Masjid Agung Al Karomah Martapura merupakan masjid kebanggan orang Martapura Khususnya Kabupaten Banjar. Masjid ini sering kali jadi tempat persinggahan bagi masyarakat luar daerah Kabupaten Banjar yang berkunjung untuk melakukan perjalanan ziarah ke makam para ulama yang tersebar di Kalimantan Selatan, salah satunya Syech Muhammad Afif Bin Anang Mahmud lebih dikenal dengan sebutan Datu Landak yang merupakan salah satu keturunan Pangeran Diponegoro.
Datu Landak yang nama asli beliau adalah Syekh Muhammad Afif lahir di Desa dalam Pagar Martapura Kabupaten Banjar Kalimantan Selatan, silsilah beliau adalah Syeikh Muhammad Afif bin Anang Mahmud bin Jamaluddin bin Kyai Dipasunda bin Pardi (Pangeran Dipanegoro).

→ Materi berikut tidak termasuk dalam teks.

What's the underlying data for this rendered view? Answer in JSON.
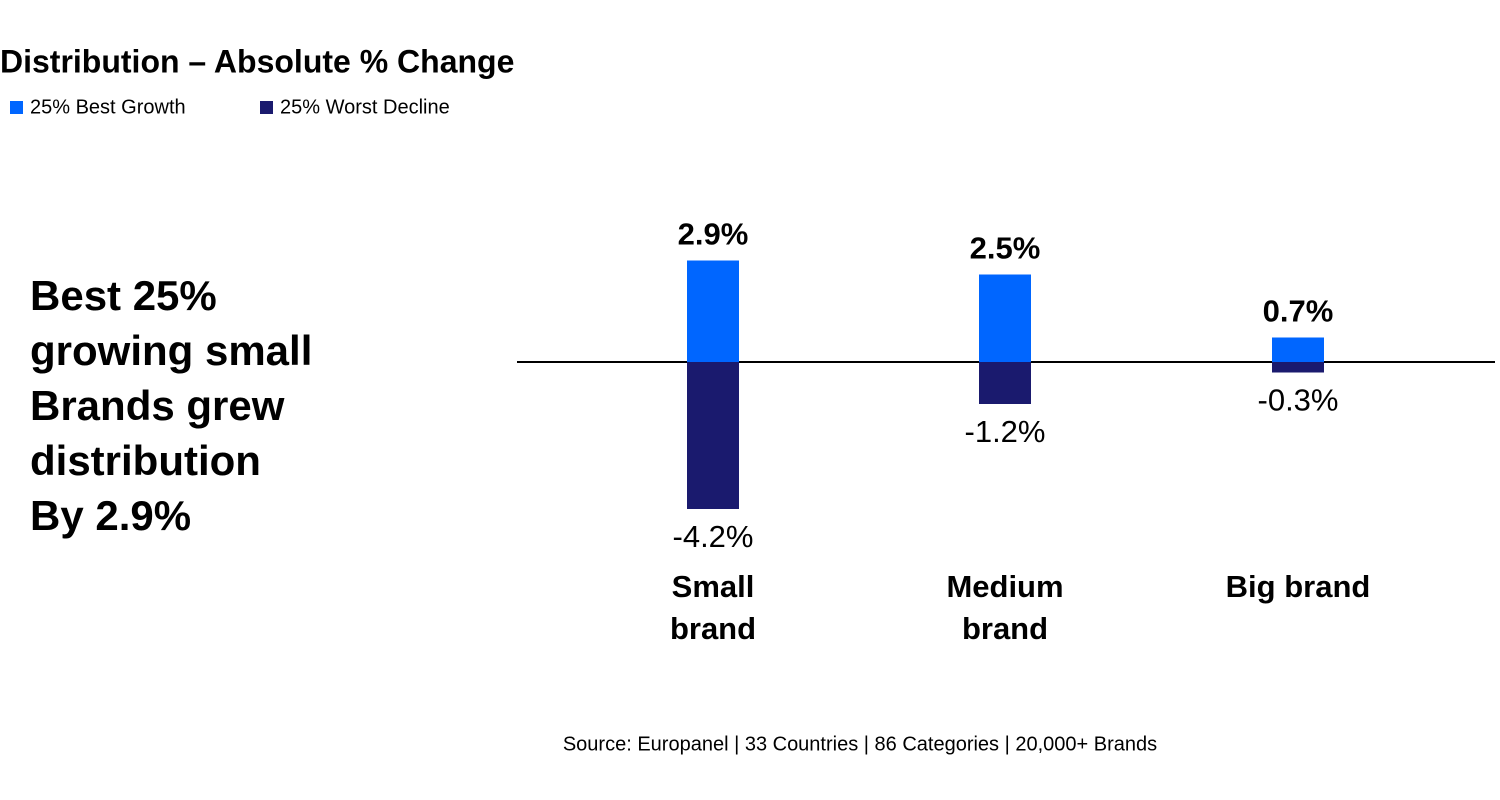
{
  "chart_data": {
    "type": "bar",
    "title": "Distribution – Absolute % Change",
    "categories": [
      "Small brand",
      "Medium brand",
      "Big brand"
    ],
    "series": [
      {
        "name": "25% Best Growth",
        "color": "#0066ff",
        "values": [
          2.9,
          2.5,
          0.7
        ],
        "value_labels": [
          "2.9%",
          "2.5%",
          "0.7%"
        ]
      },
      {
        "name": "25% Worst Decline",
        "color": "#1a1a6e",
        "values": [
          -4.2,
          -1.2,
          -0.3
        ],
        "value_labels": [
          "-4.2%",
          "-1.2%",
          "-0.3%"
        ]
      }
    ],
    "annotation": [
      "Best 25%",
      "growing small",
      "Brands grew",
      "distribution",
      "By 2.9%"
    ],
    "source": "Source: Europanel  | 33 Countries | 86 Categories | 20,000+ Brands"
  }
}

Syekh Muhammad Afif atau Datu Landak sedari kecil diasuh oleh orang tuanya yang berlimpahan dengan ilmu agama hingga beliau terkenal karena kealimannya dan ketaatannya dalam menjalankan ibadah sesuai ajaran agama islam. Hingga Allah swt banyak memberikan beliau karamah dan kesaktian.dalam satu riwayat diberi gelar Datu Landak adalah karena pada waktu berzikir seluruh badan beliau juga ikut berzikir dan segenap bulu dibadan beliau memancarkan cahaya hingga tegak seperti bulu binatang landak.
Pada tahun 1897 masyarakat Martapura ingin mendirikan mesjid Jami' yang kemudian para pengurusnya dipilih masyarakat adalah H.Muhammad Nasir, H.Muhammad Taher (Datu Kaya) dan H.Muhammad Afif (Datu Landak) yang didukung oleh Raden Temenggung Kesuma Yuda dan Mufti H.Muhammad Noor, Datu Landak diberikan kepercayaan untuk mencari kayu ulin atau kayu besi yang nantinya akan dijadikan tiang utama mesjid tersebut, dengan ditemani oleh Khalid, Idrus dan Lotoh berangkatlah mereka kepedalaman Kalimantan tengah, berbagai macam rintangan dapat mereka atasi sampai mereka bertemu dengan masyarakat pedalaman yaitu suku dayak, beliau kemudian meminta izin kepada masyarakat Dayak untuk mengambil kayu ulin yang terdapat didaerah tersebut.
Pemimpin adat suku dayak memperbolehkan beliau mengambil kayu ulin tersebut dengan syarat beliau harus mengalahkan mereka, karena kepala suku ini ingin menguji ilmu dan kesaktian beliau, sampai akhirnya beliau berhasil mengalahkan mereka dan mereka mengakuinya, sampai akhirnya mereka bersahabat, berkat kesabaran dan kegigihan beliau bersama teman-temannya akhirnya mereka menemukan kayu ulin tersebut dan sangat besar, menurut satu riwayat kayu ulin tersebut bukan ditebang seperti biasa tapi cuma dicabut begitu saja dengan tangannya kemudian ditarik beliau dengan kedua belah tangannya sampai ke sungai Barito, setelah diikat kayu itupun dihanyutkan disungai Barito.
Konon bekas geseran batang pohon yang beliau tarik atau seret itu menjadi sungai kecil yang mengeluarkan intan yang sangat banyak sekali, oleh beliau intan-intan tersebut dikumpulkan dan ditanam kembali kedalam tanah dan disekelilingnya beliau pagar dengan rumpun bamban, setelah itu beliau bersama teman temannya kembali ke Dalam Pagar Martapura.
Pada hari yang telah disepakati yaitu tepatnya pada 10 Rajab 1315 H (5 Desember 1897 M) diputuskan untuk memancangkan atau mendirikan empat tiang utama, namun yang menjadi masalah bagaimana cara mendirikan keempat tiang mesjid yang besar dan panjangnya sama dengan tiang mesjid Sultan Suriansyah Kuin Banjarmasin tersebut, karena pada saat itu belum ada alat canggih seperti sekarang lalu Datu Landak berkata "tidak usah bingung, biar saya yang akan mengangkatnya '' kata Datu Landak, semua yang hadir jadi terdiam, ingin tahu yang akan diperbuat oleh Datu Landak. Lalu beliau menepukkan tangan beliau kelantai dan keempat tiang utama kayu ulin yang besar tersebut serentak berdiri dengan sendirinya sesuai yang diinginkan.